Last month Sam issued 15 verbal warnings, two CPNs, one community protection warning and removed seven lots of abandoned items.

He has been focusing his patrols around the town centre, Esplanade, train station and Lodmoor.

Sam said: “My role is to deter anti-social behaviour and reassure people that action will be taken.

“I have been very busy trying to cover all the areas in my patch, sometimes my time is taken up dealing with incidents, but I’m out on the beat as much as possible.

“I want people to know they can come and talk to me, especially if anything has made them feel unsafe. People can either speak to me or email me.”

Recently Sam has dealt with someone who was heavily intoxicated in the town centre, a case of indecent exposure and an out-of-town gang who were aggressively begging. They left after being issued with verbal warnings and have not returned.

Cllr Ken Whatley, Weymouth town councillor for Melcombe Regis, said he is pleased there will be more of a visible presence from uniformed officers.

The former chairman of the Park District's community forum also praised a scheme being run by police to tackle the summer crime wave, but voiced concerns that troublemakers are being displaced from The Esplanade to other areas.

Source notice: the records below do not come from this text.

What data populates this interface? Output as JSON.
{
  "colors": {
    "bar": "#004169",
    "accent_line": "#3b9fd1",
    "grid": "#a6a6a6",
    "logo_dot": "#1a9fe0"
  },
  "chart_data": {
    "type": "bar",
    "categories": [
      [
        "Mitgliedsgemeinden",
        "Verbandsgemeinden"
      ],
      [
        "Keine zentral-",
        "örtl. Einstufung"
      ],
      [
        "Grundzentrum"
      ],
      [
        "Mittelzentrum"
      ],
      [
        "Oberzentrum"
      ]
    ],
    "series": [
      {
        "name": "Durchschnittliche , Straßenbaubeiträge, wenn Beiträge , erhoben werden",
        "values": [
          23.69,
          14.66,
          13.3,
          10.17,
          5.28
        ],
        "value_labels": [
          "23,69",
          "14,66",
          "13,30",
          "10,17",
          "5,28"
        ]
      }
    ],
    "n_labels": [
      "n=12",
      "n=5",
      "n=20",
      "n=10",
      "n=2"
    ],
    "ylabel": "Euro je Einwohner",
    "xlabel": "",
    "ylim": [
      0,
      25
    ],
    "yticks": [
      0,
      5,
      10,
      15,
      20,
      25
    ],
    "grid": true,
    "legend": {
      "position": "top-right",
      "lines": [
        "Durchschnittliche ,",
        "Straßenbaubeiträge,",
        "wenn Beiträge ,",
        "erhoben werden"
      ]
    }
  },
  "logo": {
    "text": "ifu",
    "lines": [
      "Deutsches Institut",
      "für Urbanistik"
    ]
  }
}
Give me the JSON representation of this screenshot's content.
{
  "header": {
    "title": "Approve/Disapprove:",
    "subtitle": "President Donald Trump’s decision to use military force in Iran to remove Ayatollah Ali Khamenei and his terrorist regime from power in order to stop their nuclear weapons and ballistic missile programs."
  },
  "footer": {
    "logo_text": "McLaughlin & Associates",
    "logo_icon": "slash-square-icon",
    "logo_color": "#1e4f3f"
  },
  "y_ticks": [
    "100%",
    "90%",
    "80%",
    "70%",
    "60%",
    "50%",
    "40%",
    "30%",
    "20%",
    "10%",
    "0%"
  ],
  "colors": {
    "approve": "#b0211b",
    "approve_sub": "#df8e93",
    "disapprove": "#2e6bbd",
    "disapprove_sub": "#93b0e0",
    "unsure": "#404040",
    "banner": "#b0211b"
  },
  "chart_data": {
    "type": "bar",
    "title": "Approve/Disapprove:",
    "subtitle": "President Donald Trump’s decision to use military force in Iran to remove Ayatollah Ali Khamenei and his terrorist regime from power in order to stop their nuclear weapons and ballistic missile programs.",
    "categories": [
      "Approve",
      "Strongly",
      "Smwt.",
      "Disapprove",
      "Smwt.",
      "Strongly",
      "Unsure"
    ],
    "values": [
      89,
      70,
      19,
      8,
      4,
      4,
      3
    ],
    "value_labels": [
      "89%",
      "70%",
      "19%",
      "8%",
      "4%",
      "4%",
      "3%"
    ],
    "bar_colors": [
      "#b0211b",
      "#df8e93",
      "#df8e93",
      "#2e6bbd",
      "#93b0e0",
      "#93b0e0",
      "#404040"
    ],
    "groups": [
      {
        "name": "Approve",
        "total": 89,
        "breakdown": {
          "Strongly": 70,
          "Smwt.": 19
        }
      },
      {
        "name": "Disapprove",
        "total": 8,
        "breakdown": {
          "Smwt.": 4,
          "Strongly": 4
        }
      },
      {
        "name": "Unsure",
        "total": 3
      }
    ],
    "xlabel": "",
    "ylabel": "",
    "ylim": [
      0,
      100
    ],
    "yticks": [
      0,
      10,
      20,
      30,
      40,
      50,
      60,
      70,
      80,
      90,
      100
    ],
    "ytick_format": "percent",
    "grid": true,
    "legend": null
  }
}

"Having uniformed officers on the streets helps people feel much safer", he said.

"The hundred days of policing has improved matters - visitors and residents are now able to walk along The Esplanade in peace. Unfortunately one of the down sides is that troublemakers are now gathering around the railway station and Park District, so I hope the extra officers will help keep trouble away from areas that deserve to be left in peace."

Cllr Graham Carr-Jones, Dorset Council portfolio holder for community safety and housing, said: “Having a visible presence in certain areas is important, and we have listened to people’s concerns when deciding which areas to focus on."